Rescue Therapy for Acute Migraine, Part 1: Triptans, Dihydroergotamine, and Magnesium
Article first published online: 28 DEC 2011
© 2011 American Headache Society
Headache: The Journal of Head and Face Pain
Volume 52, Issue 1, pages 114–128, January 2012
How to Cite
Kelley, N. E. and Tepper, D. E. (2012), Rescue Therapy for Acute Migraine, Part 1: Triptans, Dihydroergotamine, and Magnesium. Headache: The Journal of Head and Face Pain, 52: 114–128. doi: 10.1111/j.1526-4610.2011.02062.x
- Issue published online: 23 JAN 2012
- Article first published online: 28 DEC 2011
- Accepted for publication September 26, 2011.
Objective.— To review and analyze published reports on the acute treatment of migraine headache with triptans, dihydroergotamine (DHE), and magnesium in emergency department, urgent care, and headache clinic settings.
Methods.— MEDLINE was searched using the terms “migraine” and “emergency,” and “therapy” or “treatment.” Reports from emergency department and urgent care settings that involved all routes of medication delivery were included. Reports from headache clinic settings were included only if medications were delivered by a parenteral route.

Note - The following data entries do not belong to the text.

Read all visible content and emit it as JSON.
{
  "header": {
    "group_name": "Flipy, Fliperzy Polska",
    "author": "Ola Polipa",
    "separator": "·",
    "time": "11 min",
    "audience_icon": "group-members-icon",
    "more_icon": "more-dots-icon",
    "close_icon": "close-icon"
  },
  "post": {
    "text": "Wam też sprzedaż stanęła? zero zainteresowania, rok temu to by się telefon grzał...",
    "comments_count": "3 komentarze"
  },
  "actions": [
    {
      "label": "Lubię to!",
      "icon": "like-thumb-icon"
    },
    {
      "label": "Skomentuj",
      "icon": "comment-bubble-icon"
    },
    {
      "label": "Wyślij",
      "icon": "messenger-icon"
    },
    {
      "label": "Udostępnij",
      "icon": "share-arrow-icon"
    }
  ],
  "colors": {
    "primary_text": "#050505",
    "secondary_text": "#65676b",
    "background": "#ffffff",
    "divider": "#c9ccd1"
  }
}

Results.— Acute rescue treatment studies involving the triptans were available for injectable and nasal sumatriptan, as well as rizatriptan. Effectiveness varied widely, even when the pain-free and pain-relief statistics were evaluated separately. As these medications are known to work best early in the migraine, part of this variability may be attributed to the timing of triptan administration.
Multiple studies compared triptans with anti-emetics, dopamine antagonists, and non-steroidal anti-inflammatory drugs. The overall percentage of patients with pain relief after taking sumatriptan was roughly equivalent to that recorded with droperidol and prochlorperazine. Sumatriptan was equivalent to DHE when only paired comparisons were performed.
While the data extracted suggest that magnesium may be effective in treating all symptoms in patients experiencing migraine with aura across all migraine patients, its effectiveness seems to be limited to treating only photophobia and phonophobia.
Conclusions.— Although there are relatively few studies involving health-care provider-administered triptans or DHE for acute rescue, they appear to be equivalent to the dopamine antagonists for migraine pain relief. The relatively rare inclusion of a placebo arm and the frequent use of combination medications in active treatment arms complicate the comparison of single agents with each other.